Papillary and follicular thyroid carcinomas are recognized entities of differentiated thyroid carcinomas (DTC’s) which are derived from thyroglobulin-secreting follicular cells . Collectively, they make up 80–95% of all thyroid cancers, the remaining variants being, poorly differentiated thyroid carcinoma, anaplastic carcinoma (AC) and medullary thyroid carcinoma (MTC) [10–12]. The simultaneous occurrences of these different histological thyroid cancers have been reported previously but mainly of PTC and MTC or a combination with other forms of cancers [13–18]. Despite the first reporting of a collision tumour of PTC and FTC almost a decade ago by Plauche et.al, data on this phenomenon is still lacking. [4, 5, 7].
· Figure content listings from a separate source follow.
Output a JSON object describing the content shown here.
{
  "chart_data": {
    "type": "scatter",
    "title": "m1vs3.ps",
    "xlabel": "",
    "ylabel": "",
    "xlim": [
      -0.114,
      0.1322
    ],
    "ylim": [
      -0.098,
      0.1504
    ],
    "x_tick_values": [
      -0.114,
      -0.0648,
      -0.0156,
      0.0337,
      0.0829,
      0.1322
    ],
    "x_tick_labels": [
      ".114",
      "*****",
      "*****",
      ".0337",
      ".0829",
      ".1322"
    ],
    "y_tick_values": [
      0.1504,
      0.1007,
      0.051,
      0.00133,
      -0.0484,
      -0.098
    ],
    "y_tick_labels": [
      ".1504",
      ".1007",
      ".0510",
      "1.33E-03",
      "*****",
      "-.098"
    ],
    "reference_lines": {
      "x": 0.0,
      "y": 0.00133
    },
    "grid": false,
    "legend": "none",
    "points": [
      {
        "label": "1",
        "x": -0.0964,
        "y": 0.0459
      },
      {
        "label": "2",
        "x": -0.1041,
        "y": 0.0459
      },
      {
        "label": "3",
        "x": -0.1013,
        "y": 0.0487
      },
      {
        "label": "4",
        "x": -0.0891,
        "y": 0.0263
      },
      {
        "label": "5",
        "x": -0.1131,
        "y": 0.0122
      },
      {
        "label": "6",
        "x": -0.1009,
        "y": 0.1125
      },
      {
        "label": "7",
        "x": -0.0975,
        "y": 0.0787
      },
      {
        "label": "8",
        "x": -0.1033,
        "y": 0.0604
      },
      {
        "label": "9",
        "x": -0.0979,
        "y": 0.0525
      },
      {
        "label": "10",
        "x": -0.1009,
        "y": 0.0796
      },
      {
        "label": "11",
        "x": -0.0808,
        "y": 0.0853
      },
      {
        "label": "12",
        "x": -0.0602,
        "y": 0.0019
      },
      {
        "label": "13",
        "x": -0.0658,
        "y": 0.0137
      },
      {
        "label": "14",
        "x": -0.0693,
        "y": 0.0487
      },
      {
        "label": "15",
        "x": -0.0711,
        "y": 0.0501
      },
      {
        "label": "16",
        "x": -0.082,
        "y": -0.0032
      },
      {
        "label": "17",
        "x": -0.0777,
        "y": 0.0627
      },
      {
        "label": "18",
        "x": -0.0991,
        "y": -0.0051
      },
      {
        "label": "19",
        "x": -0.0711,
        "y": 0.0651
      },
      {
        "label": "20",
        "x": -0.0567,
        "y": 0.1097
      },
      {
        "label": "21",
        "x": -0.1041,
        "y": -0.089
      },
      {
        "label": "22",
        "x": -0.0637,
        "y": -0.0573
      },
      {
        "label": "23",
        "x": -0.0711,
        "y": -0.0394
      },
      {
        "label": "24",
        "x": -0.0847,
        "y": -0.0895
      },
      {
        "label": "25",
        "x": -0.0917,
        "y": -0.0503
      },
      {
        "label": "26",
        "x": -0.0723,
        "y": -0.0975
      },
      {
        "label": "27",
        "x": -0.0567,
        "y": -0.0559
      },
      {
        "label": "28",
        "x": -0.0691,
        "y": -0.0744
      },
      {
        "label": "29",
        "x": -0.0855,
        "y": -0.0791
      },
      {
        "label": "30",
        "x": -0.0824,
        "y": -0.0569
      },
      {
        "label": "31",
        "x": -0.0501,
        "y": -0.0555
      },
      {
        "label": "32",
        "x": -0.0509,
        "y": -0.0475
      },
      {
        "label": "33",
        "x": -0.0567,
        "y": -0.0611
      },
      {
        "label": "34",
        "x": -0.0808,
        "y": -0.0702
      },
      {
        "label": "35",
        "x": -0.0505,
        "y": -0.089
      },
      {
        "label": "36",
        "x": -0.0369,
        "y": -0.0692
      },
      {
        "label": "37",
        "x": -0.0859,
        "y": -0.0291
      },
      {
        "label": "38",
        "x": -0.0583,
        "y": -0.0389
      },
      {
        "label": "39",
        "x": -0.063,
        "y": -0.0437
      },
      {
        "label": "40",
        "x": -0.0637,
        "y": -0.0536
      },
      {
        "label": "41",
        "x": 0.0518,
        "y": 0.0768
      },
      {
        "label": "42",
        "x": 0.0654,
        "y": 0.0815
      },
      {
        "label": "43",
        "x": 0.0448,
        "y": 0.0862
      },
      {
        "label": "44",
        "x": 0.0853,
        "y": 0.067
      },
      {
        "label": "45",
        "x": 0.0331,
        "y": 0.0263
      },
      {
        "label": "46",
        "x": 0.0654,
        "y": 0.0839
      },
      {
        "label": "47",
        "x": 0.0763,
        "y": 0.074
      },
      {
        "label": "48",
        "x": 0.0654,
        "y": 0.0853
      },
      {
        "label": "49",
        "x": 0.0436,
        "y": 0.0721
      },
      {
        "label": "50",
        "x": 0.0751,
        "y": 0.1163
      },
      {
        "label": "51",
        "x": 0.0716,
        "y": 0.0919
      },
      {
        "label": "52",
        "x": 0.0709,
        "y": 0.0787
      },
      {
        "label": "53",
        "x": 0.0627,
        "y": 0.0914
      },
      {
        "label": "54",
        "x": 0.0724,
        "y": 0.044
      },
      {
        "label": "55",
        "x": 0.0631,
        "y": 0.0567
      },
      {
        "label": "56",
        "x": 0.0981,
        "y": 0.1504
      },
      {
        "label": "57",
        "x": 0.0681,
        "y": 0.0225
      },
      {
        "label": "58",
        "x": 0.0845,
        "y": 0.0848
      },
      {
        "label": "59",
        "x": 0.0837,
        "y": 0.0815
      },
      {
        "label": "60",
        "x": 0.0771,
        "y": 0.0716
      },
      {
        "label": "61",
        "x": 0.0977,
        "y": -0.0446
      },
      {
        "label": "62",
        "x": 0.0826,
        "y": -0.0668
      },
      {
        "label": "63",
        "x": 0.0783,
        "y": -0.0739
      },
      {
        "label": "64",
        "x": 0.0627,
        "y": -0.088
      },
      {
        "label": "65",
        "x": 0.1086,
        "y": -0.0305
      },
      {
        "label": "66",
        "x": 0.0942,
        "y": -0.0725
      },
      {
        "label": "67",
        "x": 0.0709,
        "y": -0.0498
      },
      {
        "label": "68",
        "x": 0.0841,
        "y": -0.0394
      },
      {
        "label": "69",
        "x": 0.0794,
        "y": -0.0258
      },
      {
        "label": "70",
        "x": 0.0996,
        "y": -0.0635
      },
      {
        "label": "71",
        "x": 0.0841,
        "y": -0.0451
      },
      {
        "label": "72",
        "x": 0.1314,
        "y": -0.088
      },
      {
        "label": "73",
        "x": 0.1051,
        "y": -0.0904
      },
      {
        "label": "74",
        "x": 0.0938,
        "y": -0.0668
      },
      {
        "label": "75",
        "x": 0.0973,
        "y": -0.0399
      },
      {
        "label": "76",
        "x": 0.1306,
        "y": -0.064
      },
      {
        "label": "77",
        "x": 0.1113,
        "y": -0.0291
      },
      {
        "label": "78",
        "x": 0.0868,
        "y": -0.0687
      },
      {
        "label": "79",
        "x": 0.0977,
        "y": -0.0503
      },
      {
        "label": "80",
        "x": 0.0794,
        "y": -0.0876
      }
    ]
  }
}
The terms “collision tumours”, “synchronous tumours”, “mixed tumours” and “composite tumours” have been used to describe the simultaneous existence of different forms of malignant cells in an organ. Collision tumours are described as two independent tumours with distinct morphology which occur concurrently at the same site but having a distinct border [19, 20], whereas in synchronous tumours, these primaries are anatomically separated . The term “mixed tumours” is used when there is histological admixture of two tumours in the same organ with the same precursor cells while in “composite tumours”, the tumour contains two discrete cell populations .
A simultaneous occurrence of tumours pose a diagnostic challenge as FNA could miss the more sinister locus harboring malignancy as demonstrated in our case where the cytology of the right gland revealed cyst content while AUS was seen in the left gland. AUS carries a 6–18% risk of malignancy and the customary management is either a repeat FNA after an appropriate time interval, molecular studies or a surgical lobectomy, which was the initial proposed management in this case . Surprisingly, HPE of the right thyroid lobe in our case revealed a nodule of follicular neoplastic cells with capsular and vascular invasion – indicating FTC and another adjacent nodule with malignant cells arranged in papillary architecture exhibiting dispersed chromatin nuclei, ground glass appearance, nuclear pseudoinclusions and nuclear grooves consistent with PTC. These two nodules occurring in the same thyroid lobe, each with different malignant cells and having a distinct border allows its categorization as a “collision tumour”. In addition to that, the histopathological specimen of the left thyroid lobe also revealed PTC, further adding a concern on the potential aggressive nature of collision tumours. As per consensus with the oncologist, the patient was treated with radioiodine (131I) and was also subjected to thyroxine suppression therapy to treat both the PTC and FTC.
A number of theories have been proposed concerning the pathogenesis of these tumours but none could completely explain this phenomenon. In their retrospective review of 53 patients, Kim et al proposed that concurrent occurrences of thyroid carcinomas could simply be coincidental but did recognize the various theories related to this event which includes – stem cell theory, collision theory, hostage theory, tumourigenic stimulus and divergent differentiation theory [7, 23–26]. Genetic mutations were detected in studies of collision tumours and several genes have been implicated, namely BRAF, RAS and RET protooncogenes [27–29]. The use of molecular markers have shown promising results in the detection, prognostication and guidance of the therapeutic regime . Fundamentally, the concept of triple assessment by clinical examination, radiological imaging and cyto-histopathological confirmation that is usually performed for the investigation of thyroid lesions may miss these “collision tumours”. The addition of molecular markers as an investigative tool may be useful in selected cases.